Stathis Papaioannou wrote:
> I assume that there is some copy of me possible which preserves my
> 1st person experience. After all, physical copying literally occurs
> in the course of normal life and I still feel myself to be the same
> person. But suppose I am offered some artificial means of being
> copied. The evidence I am presented with is that Fred2 here is a
> robot who behaves exactly the same as the standard human Fred: has
> all his memories, a similar personality, similar intellectual
> abilities, and passes whatever other tests one cares to set him. The
> question is, how can I be sure that Fred2 really has the same 1st
> person experiences as Fred? A software engineer might copy a
> program's "look and feel" without knowing anything about the original
> program's internal code, his goal being to mimic the external
> appearance as seen by the end user by whatever means available.
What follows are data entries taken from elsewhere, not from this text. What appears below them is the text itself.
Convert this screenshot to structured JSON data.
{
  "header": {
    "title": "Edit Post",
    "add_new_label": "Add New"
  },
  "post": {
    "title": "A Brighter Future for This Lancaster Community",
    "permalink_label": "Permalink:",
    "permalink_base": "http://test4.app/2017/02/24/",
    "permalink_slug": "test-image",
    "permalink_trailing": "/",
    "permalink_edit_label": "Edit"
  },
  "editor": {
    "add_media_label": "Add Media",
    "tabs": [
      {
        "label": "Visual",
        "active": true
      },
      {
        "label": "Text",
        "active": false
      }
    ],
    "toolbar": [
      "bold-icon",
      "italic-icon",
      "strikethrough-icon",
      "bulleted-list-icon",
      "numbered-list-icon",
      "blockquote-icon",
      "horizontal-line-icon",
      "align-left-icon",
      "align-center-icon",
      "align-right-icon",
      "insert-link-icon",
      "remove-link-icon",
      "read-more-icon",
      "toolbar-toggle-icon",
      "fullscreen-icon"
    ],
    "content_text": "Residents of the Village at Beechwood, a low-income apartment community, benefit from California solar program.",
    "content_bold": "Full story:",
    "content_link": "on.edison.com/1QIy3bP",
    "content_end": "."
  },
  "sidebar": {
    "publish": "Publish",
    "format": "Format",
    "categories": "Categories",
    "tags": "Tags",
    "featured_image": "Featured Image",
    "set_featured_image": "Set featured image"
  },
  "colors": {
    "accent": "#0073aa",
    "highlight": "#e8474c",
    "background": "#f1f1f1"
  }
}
> Similarly with Fred2, although the hope was to produce a copy with
> the same 1st person experiences, the only possible research method
> would have been to produce a copy that mimics Fred's behaviour. If
> Fred2 has 1st person experiences at all, they may be utterly unlike
> those of Fred. Fred2 may even be aware that he is different but be
> extremely good at hiding it, because if he were not he would have
> been rejected in the testing process.
> If it could be shown that Fred2 behaves like Fred *and* is
> structurally similar
Or *functionally* similar at lower levels, e.g. having long and short-term
memory, having reflexes, having mostly separate areas for language and vision.
>to Fred then I would be more confident in
> accepting copying. If behaviour is similar but the underlying
> mechanism completely different then I would consider that only by
> accident could 1st person experience be similar.
I'd say that would still be the way to bet - just with less confidence.